Out stepped Colonel Francisco Franco. He was tall and lean and wore the gray uniform of the Cuban Army. His face was tanned and ruddy, having weathered many years under harsh conditions. Mirza felt that they were brothers in spirit.
They walked toward each other. The lights in the warehouse were dim, but Mirza could see the faint trace of a smile on the Cuban officer’s face.
“Commander,” Franco said in excellent English.
“Colonel,” Mirza replied.
They clasped forearms in the warriors’ grip.
“Your soldiers did well,” Franco said. “And so did you.”
“Were those your men?” Mirza asked, nodding his head toward the two men lying dead against the wall, like two drunks who had passed out. Not that he cared.
“No. Americans. I put them on security tonight, knowing your reputation. Gave them very specific instructions regarding opening the containers.”
Mirza nodded, glad that the Cuban knew of his viciousness. “Where is the girl?” he asked.

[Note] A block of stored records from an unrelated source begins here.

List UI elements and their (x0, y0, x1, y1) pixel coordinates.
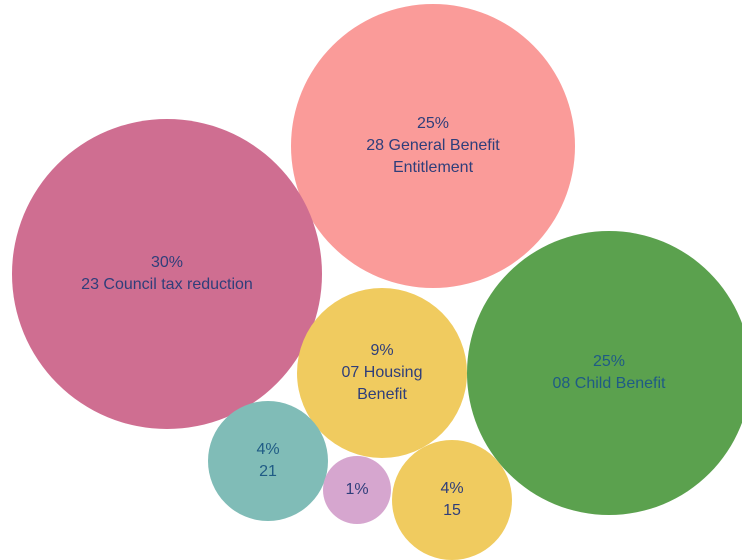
bubble-1-label: Entitlement (393, 159, 474, 176)
bubble-3 (467, 231, 742, 515)
bubble-6 (323, 456, 391, 524)
bubble-6-percent: 1% (345, 481, 368, 498)
bubble-5 (208, 401, 328, 521)
bubble-3-percent: 25% (593, 353, 625, 370)
bubble-1-label: 28 General Benefit (366, 137, 500, 154)
bubble-3-label: 08 Child Benefit (553, 375, 667, 392)
bubble-5-label: 21 (259, 463, 277, 480)
bubble-7 (392, 440, 512, 560)
bubble-2-percent: 30% (151, 254, 183, 271)
bubble-2-label: 23 Council tax reduction (81, 276, 253, 293)
bubble-4-percent: 9% (370, 342, 393, 359)
bubble-1 (291, 4, 575, 288)
bubble-2 (12, 119, 322, 429)
bubble-7-percent: 4% (440, 480, 463, 497)
bubble-1-percent: 25% (417, 115, 449, 132)
bubble-4-label: 07 Housing (342, 364, 423, 381)
bubble-5-percent: 4% (256, 441, 279, 458)
bubble-4 (297, 288, 467, 458)
bubble-4-label: Benefit (357, 386, 407, 403)
bubble-7-label: 15 (443, 502, 461, 519)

“She is asleep in the pod in the back.”
“My men inspected and did not report seeing her.”
“The pod is we
ll concealed. There are people looking for her,” Franco said.
“What kind of people?”
“There’s a freelancer who was at the school. His name is Jake Mahegan. Former Army Delta Force. He was knocked out by our attack on the school, but our eyes on him are saying he’s bounced back.”
“I saw the video of the school attack. The Sparrows didn’t work?”
Franco paused. “There was a technical problem. Thus the need for the girl.”
“Problem?”
“I will fix it, Commander.”
Mirza could tell the colonel did not appreciate his admonishing voice, but he had no time to tolerate nonperforming fools such as him.
“Unacceptable,” he said. His voice was like a sickle.
“We have hundreds of cars, Commander. All of them can communicate and drive autonomously. We have access to the military ammunition supply depot next door, with unlimited bombs for each car. We can simultaneously attack from the ground five hundred targets.”
“But the Sparrows are crucial. You know that,” Mirza said, relentless.
“We are set to release more Sparrows. We have six boxes of two hundred Sparrows,” Colonel Franco said.
“But they must be able to communicate with the cars! That was your main mission, Colonel. Are you incompetent?”
Franco was turning red. Mirza secretly hoped the colonel would lash out at him.
“It all depends on the girl. The ground vehicles can communicate, and the Sparrows can obviously communicate, but they can’t do so together, as you know.”
“The girl was your responsibility!”
“True.” Franco paused, looked at the wall behind him, then looked Mirza in the eyes. Mirza noticed the Cuban had flat gray eyes that matched his uniform. “Tomorrow morning we bring the girl in to adjust the code. I’ve had three men working on it, and they can’t seem to do it. She built in trapdoors. Only she can fix those. So she does it, and then we kill her and dump her in the river.”